Lack of full-time staffing causes concern for future of NHTI computer courses

  • The NHTI directory sign leading into the campus on Wednesday, Hune 10, 2020. GEOFF FORESTER

Monitor staff
Published: 1/27/2022 3:23:12 PM
Modified: 1/27/2022 3:21:54 PM

Since the end of the last school year, full-time staffing for NHTI’s computer engineering courses has steadily depleted to just one member, bringing the future of the program into question.

The resignation of Animation and Graphic Game Programming Professor Greg Walek and Electronic Engineering Technology Professor Tony Jenney as well as the retirement of former Department Head Frank Polito has left Ken Gitlitz, professor of computer engineering technology, as the lone remaining full-time faculty member.

In a Jan. 19 email sent to the NHTI Industry Advisory Board, Polito explained that the Gitlitz and the existing adjunct professors are not enough to offer the requisite courses for current and future students to fill their accreditation.

“The fall semester starts in seven months and there is no credible plan in place for NHTI to be able to offer the Electronic Engineering Technology courses necessary for the second-year students to complete their degree requirements or to offer the EET courses necessary for a new EET freshman class,” Polito said. 

The lack of urgency to fill the positions might be due to the financial difficulty the university has endured with decreasing enrollment during the COVID-19 pandemic, Polito said. He questioned whether NHTI President Gretchen Mullin-Sawicki planned to fill the jobs with part-time adjunct professors instead of full-time faculty.

“Since the president came to NHTI 2.5 years ago, her approach to a full-time faculty retirement or resignation is to not backfill the position with a full-time faculty,” Polito said. “Her stated reason for doing this is to reduce the number of full-time faculty without the need for layoffs.”

In a statement to Monitor, NHTI Public Information Officer Amy Proctor said the school is planning on hiring more full-time employees but is currently committed to working with other community colleges in the state as well as UNH Manchester.

“NHTI is hiring for additional faculty positions in the EET program; in the meantime, and on a temporary basis, in addition to the course offerings here at the college, we’re able to partner with NCC and UNH-Manchester,” Proctor said. “We look forward to staffing the program back up very shortly through our current recruiting efforts. This program is very important to NHTI and we’re happy to be able to address the temporary situation created by retirements through collaboration.”
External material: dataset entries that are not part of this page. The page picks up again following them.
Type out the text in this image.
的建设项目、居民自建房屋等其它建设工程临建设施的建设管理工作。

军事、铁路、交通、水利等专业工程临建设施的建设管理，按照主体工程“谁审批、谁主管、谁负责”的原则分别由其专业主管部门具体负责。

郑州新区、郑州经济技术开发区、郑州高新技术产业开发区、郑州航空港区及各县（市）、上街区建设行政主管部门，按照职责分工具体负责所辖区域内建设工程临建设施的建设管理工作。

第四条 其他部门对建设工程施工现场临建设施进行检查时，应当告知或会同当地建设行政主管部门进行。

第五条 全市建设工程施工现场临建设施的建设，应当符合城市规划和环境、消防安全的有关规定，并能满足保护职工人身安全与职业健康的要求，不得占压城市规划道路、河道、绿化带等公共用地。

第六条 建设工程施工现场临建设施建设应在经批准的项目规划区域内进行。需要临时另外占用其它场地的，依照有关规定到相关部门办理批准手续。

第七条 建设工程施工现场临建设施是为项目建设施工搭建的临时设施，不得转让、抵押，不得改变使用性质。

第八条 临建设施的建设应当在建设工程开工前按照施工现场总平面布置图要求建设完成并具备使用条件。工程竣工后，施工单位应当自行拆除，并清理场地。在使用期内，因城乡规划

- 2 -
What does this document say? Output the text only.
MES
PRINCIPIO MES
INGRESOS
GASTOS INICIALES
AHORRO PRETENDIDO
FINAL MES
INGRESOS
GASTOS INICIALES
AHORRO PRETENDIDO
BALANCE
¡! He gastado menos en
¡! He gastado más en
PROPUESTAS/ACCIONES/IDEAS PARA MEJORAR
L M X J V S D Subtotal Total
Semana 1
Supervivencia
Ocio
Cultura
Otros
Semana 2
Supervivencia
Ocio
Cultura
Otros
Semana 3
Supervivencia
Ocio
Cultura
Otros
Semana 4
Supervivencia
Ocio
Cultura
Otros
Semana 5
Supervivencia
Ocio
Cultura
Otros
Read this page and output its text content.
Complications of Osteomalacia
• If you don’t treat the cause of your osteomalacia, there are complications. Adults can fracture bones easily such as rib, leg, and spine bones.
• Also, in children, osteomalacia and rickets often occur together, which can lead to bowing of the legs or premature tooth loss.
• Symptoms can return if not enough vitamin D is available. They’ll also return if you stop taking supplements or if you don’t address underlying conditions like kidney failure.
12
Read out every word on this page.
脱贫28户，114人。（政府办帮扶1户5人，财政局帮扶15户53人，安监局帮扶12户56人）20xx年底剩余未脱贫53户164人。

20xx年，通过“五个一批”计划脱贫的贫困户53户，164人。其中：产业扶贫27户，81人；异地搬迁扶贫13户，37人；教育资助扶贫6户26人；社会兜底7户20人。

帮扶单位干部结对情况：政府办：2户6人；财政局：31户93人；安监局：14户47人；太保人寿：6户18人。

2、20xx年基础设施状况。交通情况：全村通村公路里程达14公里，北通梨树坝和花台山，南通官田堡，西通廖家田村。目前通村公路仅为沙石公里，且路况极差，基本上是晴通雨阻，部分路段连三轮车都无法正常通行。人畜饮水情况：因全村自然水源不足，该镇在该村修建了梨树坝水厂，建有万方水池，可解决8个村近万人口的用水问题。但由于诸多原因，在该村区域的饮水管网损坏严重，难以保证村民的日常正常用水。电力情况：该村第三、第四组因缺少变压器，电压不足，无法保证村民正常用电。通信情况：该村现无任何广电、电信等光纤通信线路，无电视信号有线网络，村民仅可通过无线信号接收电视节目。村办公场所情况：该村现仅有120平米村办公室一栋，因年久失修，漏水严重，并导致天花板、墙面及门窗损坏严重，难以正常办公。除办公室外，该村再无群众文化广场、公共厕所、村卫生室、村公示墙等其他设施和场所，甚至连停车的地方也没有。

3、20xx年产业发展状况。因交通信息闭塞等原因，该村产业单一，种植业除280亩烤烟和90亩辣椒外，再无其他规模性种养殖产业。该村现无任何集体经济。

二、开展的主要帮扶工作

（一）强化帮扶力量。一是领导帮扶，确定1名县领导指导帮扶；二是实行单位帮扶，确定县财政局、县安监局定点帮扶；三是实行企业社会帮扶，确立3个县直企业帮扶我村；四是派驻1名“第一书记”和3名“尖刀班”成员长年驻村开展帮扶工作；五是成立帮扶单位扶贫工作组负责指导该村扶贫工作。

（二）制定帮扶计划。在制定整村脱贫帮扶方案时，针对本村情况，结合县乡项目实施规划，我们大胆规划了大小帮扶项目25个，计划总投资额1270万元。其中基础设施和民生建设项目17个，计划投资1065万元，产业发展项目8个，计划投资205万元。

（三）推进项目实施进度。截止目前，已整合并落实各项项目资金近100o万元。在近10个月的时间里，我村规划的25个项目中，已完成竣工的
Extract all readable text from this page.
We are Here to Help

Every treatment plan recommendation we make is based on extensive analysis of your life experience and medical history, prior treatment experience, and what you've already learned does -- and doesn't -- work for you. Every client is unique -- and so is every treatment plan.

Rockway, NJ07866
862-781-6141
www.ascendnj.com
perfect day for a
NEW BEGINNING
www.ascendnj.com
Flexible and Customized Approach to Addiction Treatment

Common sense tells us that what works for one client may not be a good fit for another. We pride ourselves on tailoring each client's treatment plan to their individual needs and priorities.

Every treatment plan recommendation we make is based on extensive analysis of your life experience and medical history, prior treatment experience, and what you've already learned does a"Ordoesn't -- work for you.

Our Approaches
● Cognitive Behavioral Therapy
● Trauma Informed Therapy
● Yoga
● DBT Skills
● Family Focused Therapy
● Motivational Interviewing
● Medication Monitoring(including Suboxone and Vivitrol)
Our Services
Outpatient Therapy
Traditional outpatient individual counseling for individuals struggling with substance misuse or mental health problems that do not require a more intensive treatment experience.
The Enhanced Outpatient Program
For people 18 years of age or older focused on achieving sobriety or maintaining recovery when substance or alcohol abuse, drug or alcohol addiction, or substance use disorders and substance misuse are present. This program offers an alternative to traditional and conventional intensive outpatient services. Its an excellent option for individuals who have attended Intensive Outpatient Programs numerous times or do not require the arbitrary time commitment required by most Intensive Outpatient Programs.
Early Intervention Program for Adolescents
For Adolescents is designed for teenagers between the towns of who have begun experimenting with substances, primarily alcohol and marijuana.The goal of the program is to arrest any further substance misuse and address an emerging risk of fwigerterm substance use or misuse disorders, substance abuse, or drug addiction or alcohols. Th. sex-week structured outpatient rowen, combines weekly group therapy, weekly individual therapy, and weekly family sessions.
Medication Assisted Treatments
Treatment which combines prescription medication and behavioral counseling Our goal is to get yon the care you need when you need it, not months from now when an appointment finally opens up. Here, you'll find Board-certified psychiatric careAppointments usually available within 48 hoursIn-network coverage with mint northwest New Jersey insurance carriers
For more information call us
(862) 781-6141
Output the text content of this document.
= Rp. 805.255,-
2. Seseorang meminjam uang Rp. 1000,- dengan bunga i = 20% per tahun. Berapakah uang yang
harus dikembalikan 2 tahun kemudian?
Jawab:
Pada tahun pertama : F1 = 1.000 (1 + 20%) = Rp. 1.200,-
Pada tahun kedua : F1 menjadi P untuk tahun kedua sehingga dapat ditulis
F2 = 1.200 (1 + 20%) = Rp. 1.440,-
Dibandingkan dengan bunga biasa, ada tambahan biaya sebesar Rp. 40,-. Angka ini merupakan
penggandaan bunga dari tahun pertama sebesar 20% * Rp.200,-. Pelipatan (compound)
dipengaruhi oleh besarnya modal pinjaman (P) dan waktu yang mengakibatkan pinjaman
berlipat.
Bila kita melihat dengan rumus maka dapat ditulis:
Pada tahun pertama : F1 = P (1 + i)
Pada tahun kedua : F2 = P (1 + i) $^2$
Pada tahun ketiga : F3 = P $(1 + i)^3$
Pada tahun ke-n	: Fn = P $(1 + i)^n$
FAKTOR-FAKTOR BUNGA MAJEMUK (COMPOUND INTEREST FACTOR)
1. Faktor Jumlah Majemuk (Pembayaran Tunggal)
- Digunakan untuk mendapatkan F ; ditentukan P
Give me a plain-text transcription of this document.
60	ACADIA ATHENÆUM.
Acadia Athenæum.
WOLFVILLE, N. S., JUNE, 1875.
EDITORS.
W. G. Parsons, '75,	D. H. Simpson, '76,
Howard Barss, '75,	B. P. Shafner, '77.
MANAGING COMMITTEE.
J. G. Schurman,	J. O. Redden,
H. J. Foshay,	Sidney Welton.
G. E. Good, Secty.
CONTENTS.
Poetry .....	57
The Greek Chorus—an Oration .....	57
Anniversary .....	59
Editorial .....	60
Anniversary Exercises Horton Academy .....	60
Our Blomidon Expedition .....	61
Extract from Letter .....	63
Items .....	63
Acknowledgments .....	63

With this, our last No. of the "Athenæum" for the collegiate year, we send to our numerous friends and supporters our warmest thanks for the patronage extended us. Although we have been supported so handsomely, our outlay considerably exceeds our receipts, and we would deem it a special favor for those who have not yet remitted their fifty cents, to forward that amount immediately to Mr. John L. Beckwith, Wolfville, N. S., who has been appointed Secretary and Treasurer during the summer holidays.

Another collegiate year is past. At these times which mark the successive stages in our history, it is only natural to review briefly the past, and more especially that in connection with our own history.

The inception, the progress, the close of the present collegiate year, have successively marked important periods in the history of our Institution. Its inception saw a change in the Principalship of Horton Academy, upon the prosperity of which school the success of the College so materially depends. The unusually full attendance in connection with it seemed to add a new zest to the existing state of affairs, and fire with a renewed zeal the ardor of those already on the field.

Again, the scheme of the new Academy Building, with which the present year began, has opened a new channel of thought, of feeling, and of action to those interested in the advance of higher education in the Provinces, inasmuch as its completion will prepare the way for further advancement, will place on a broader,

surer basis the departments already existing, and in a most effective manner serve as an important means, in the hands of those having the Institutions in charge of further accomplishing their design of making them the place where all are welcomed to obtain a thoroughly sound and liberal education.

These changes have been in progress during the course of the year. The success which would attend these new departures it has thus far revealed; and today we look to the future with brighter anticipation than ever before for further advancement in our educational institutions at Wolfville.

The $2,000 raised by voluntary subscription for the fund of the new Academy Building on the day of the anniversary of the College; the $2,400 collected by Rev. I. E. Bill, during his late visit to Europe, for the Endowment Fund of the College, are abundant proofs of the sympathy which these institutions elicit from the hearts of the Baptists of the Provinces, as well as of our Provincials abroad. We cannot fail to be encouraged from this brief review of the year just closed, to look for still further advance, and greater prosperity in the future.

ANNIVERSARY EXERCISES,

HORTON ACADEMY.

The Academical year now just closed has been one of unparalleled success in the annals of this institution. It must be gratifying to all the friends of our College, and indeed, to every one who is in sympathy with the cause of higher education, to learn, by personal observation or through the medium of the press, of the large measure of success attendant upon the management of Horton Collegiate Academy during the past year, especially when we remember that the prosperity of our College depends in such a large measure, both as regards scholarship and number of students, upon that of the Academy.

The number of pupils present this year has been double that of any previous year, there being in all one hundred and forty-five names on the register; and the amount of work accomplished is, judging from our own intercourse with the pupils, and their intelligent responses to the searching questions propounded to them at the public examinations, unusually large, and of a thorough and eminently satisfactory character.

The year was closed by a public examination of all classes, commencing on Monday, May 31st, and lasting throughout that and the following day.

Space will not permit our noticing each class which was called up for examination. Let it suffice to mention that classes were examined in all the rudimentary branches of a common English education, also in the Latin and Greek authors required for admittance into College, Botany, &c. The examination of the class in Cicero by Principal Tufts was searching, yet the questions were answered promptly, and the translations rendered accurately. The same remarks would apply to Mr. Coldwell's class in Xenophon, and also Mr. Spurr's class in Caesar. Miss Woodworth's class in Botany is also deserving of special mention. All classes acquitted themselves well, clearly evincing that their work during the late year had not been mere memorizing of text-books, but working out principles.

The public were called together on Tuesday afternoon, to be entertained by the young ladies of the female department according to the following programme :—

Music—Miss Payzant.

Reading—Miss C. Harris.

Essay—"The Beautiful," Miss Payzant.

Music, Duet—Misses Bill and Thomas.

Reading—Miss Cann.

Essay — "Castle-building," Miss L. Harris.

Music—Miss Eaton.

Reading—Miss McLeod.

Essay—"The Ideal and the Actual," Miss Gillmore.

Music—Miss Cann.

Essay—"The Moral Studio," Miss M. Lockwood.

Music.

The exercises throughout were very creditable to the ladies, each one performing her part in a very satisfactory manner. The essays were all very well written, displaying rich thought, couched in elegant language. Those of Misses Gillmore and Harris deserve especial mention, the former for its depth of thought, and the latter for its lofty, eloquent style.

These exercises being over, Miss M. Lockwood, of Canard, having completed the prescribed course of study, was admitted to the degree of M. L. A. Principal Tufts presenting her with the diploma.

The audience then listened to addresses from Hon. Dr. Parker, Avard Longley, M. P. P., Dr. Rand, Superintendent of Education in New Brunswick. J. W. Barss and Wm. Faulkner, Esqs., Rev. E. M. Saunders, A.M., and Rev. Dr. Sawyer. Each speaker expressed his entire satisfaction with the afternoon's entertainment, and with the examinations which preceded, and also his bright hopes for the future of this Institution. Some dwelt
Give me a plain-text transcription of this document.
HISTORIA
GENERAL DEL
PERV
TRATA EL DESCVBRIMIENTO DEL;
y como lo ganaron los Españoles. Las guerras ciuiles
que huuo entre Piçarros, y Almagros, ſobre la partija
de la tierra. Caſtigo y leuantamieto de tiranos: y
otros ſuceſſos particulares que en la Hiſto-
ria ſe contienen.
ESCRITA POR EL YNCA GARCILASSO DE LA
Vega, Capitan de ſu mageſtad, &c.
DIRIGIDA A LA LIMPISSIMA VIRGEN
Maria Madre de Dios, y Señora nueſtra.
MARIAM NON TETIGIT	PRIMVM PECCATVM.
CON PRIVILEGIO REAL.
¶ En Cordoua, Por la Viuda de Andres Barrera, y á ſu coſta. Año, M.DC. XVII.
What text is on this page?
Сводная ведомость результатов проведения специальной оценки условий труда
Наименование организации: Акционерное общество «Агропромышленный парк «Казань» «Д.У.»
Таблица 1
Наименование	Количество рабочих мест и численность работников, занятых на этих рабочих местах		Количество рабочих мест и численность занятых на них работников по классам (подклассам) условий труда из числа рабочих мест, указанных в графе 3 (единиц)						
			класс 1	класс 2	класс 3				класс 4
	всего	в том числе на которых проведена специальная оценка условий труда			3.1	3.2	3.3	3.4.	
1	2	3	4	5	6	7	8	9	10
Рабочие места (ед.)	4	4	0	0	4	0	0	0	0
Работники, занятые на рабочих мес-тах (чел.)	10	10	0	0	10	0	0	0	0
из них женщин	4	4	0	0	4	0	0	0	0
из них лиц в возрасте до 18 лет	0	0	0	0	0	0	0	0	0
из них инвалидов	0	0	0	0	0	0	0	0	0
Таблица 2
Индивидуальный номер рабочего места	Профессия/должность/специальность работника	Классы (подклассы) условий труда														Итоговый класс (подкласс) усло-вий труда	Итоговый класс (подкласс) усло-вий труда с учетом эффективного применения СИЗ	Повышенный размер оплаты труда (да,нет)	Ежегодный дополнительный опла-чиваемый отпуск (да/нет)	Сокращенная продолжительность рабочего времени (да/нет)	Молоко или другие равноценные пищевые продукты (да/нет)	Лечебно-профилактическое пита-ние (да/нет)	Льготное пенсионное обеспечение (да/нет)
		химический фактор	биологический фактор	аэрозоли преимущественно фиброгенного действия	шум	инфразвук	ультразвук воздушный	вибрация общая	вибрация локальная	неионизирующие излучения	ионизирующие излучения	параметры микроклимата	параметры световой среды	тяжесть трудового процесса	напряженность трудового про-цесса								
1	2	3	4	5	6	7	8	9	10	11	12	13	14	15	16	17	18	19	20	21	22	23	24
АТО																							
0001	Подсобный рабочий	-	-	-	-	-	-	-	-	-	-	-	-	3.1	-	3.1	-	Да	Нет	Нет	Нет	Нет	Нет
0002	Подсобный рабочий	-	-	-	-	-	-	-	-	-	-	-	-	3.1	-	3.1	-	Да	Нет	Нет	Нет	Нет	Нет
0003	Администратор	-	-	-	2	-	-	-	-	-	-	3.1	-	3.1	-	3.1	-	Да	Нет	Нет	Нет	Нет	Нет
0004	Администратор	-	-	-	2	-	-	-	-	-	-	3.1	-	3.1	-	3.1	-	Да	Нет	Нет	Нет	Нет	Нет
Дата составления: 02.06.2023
Ken Thompson, a former graduate and adjunct professor at NHTI, served on the NHTI Industry Advisory Board from 2015 to 2019. He hired multiple former students when he worked at Exacom, a multimedia software development company based in Concord, as well as at his start-up, 3nigmatics, a company that focuses on inoperability between communication networks.

“I hired students in the past. I hired students even for my startup,” Thompson said. “We were interested in seeing the program continue because of the graduates people were hiring.”

NHTI has served as one pipeline for state engineering companies like Exacom for decades, and without these programs, Thompson believes it will be a big loss to the community. He also explained that in his time as an adjunct professor at NHTI, he had various foreign students that benefited from the proficient programs and the lower cost of tuition compared to comparable community colleges. He believes that this potential change could affect them.

Phil Dyer was one of those hires by Thompson at Exacom. He went to NHTI from 2003-2005 and UNH-Manchester from 2005-2007. From his experience, he doesn’t think sending students to different schools would be the most conducive for students’ schedules.

“It would have been hard commuting back and forth,” Dyer said. “You had a mixture of the classes that you were taking that were going towards your major, and (general education) classes, and there wasn’t always a large break in between.”